Dead
I am dead, I know. But my soul stays, not going anywhere. I see you've granted my last wish, not to let my soul go to the Reikai.
The void's dark and cold. I can see pieces of old buildings floating around in this dimension you created. But I feel warm. It's so obvious why. Your pale arms are hugging my dead body so tight like it's your pillow. Honestly I don't mind. Physical intimacy like this probably would feel awkward back then when my mind was full with the plan, but now it's fine, I even like it.
You're sleeping peacefully. How I wish I can run my hand through those soft blue green strands. How I wish to stare at your now closed beautiful golden eyes...
I never know dying feels this complicated. I feel great loss, yet complete. I don't know where my other personalities go, and actually less care about it. They maybe are also stuck in this dead body, maybe go to see Koenma since Itsuki only did asking to keep me, or maybe just disappear from any dimensions. What I know, I can't feel them. I am now just Shinobu.
My goal is all accomplished. I'm happy to die in a strong demon's hand (technically Yusuke was a demon when he killed me). Finally, all the burdens I have as the Reikai Tantei really finish.

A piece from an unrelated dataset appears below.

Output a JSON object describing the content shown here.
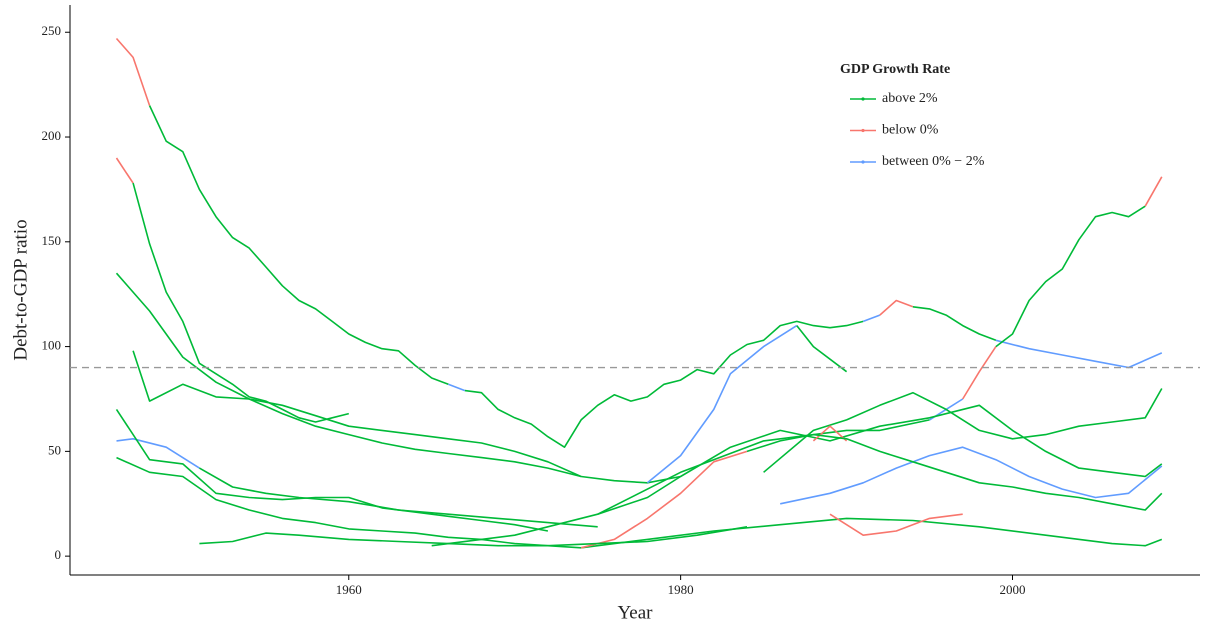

But… I feel regret too. This hatred for humanity still exists but I can never make real my plans. Earth is still conquered by those filthy creatures. And, I regret for never treating you properly, Itsuki.
When I was still a Reikai Tantei, I told you I loved you, didn't I? Many things happened that I realize I've never clarified anything until now. I wish I have more chances to shower you with affections. I wish I can show you my gratitude, for loving me despite everything, for being loyal to follow me even after I die...
But here's the fact. I am dead now. I look at your face again. You are a demon, a beautiful demon. I regret not seeing your beauty since the very first and almost killing you. I want to laugh at my young self who thought all demons were evil and all humans were innocent. If only I had chances to make you happy, treated you well back then… I sighed. What's done is done. None of us can raise the dead. I can't do anything but looking at you, making sure that we'll be together for eternity.